À peine quelques jours de paix et puis voilà que la peur et la tristesse reviennent me déchirer comme des bêtes affamées.La peur et la colère, je ne les sens pas en moi, mais derrière moi. Et c'est plutôt cette chose-là qui me torture, c'est elle qui est méchante avec moi, ce n'est pas moi. Je n'ai jamais voulu faire de mal à qui que ce soit. Même le fourmicide, c'était du faux, cela ne les tue pas mais détourne les fourmis de leur route pour qu'elles aillent se promener ailleurs. Et si j'en tue parfois à pieds nus, c'est qu'elles m'envahissent trop, alors c'est un geste naturel, pas méchant qui a pour but de me défendre de leurs piqüres [ou morsures].

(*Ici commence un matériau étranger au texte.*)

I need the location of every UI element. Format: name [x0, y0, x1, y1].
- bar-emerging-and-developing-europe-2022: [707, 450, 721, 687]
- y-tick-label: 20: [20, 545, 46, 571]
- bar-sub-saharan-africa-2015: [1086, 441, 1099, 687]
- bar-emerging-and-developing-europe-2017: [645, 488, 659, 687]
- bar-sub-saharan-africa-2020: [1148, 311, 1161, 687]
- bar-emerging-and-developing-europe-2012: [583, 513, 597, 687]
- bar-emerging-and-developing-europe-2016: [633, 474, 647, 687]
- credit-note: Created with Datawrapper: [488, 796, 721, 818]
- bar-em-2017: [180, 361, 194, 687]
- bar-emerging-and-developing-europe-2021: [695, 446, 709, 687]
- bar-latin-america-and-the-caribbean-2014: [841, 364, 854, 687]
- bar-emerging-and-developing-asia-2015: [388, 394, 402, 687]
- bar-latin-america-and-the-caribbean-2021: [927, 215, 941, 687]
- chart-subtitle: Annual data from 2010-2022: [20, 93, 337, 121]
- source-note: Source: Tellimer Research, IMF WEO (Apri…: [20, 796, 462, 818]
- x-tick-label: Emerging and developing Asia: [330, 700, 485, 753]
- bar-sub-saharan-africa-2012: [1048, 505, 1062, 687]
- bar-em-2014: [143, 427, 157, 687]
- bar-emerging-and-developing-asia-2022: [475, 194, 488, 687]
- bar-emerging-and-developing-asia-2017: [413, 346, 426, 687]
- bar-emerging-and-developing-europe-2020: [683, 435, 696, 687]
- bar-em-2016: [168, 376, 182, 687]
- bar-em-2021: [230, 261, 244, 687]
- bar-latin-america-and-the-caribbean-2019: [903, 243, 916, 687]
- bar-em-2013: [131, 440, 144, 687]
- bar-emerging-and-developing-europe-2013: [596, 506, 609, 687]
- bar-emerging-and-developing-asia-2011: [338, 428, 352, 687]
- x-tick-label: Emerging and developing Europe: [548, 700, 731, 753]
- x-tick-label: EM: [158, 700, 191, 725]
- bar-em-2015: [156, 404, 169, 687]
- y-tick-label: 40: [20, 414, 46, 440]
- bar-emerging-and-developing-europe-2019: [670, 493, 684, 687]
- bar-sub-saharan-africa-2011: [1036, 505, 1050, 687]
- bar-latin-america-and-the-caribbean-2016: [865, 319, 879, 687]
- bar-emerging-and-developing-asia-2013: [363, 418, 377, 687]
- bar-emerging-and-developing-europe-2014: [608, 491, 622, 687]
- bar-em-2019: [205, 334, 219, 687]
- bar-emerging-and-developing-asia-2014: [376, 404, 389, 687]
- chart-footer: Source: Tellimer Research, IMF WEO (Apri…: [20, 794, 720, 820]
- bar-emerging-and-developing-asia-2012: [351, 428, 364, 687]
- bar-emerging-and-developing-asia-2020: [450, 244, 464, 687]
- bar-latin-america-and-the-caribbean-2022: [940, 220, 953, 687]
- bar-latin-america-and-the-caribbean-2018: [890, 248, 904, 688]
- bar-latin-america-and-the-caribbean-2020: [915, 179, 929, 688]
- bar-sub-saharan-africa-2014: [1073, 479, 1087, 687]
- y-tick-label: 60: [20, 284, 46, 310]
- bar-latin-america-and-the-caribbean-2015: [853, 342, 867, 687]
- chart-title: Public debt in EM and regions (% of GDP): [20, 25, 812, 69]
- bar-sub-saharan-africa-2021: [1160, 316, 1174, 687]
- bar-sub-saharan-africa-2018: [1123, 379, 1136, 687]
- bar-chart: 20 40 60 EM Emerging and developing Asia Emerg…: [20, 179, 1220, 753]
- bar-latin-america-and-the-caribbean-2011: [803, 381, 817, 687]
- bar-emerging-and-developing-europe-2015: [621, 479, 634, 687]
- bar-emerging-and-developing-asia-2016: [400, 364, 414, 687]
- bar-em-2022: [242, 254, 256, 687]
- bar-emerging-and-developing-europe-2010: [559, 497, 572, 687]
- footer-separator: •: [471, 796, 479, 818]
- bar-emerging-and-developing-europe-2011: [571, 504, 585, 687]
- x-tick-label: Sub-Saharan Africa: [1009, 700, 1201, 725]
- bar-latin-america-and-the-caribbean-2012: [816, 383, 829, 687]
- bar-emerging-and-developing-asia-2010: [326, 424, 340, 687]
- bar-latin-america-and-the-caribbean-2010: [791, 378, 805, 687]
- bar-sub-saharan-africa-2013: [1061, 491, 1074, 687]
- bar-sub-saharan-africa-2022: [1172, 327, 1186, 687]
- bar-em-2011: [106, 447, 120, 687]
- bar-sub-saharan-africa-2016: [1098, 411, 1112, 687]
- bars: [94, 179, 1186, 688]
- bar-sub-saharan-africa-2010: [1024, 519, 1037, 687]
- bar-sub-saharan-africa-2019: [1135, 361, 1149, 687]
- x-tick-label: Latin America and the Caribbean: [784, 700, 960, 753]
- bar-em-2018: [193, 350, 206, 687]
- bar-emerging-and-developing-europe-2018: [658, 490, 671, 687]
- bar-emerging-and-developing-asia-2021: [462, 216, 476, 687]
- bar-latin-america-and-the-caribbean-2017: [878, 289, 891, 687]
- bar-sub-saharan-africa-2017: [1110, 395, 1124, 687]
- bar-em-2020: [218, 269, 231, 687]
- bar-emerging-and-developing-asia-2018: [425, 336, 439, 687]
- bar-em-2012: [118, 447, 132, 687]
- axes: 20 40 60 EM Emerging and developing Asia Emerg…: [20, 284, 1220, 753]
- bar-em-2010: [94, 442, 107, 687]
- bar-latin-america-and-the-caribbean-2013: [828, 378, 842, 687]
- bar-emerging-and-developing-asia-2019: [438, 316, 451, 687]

Je sors de mon lit pour écrire parce que je suis encore aux prises avec une sorte d'effroi et cette tristesse pesante. La nuit, je dors d'un sommeil lisse, léger, et superficiel comme si je flottais à la surface. Comme si je faisais la planche sur une mer glacée sans vagues et qui me porte sur elle comme sur le dos d'une main morte. Quand j'écris ici, je suis consciente de le faire pour des yeux que je ne connais pas. Alors je pense : j'écris pour vous, lecteur inconnu.

Quand je vous écris comme je le fais ce soir, je suis déchirée par la peur et l'inquiétude. Et si je ne vous écris pas, je suis lourde, triste et fatiguée, si fatiguée. Après cette page j'irai me cacher dans un trou. Et quand je songe à me réfugier dans le silence et dans le noir, c'est quand j'ai l'impression de parler dans le vide.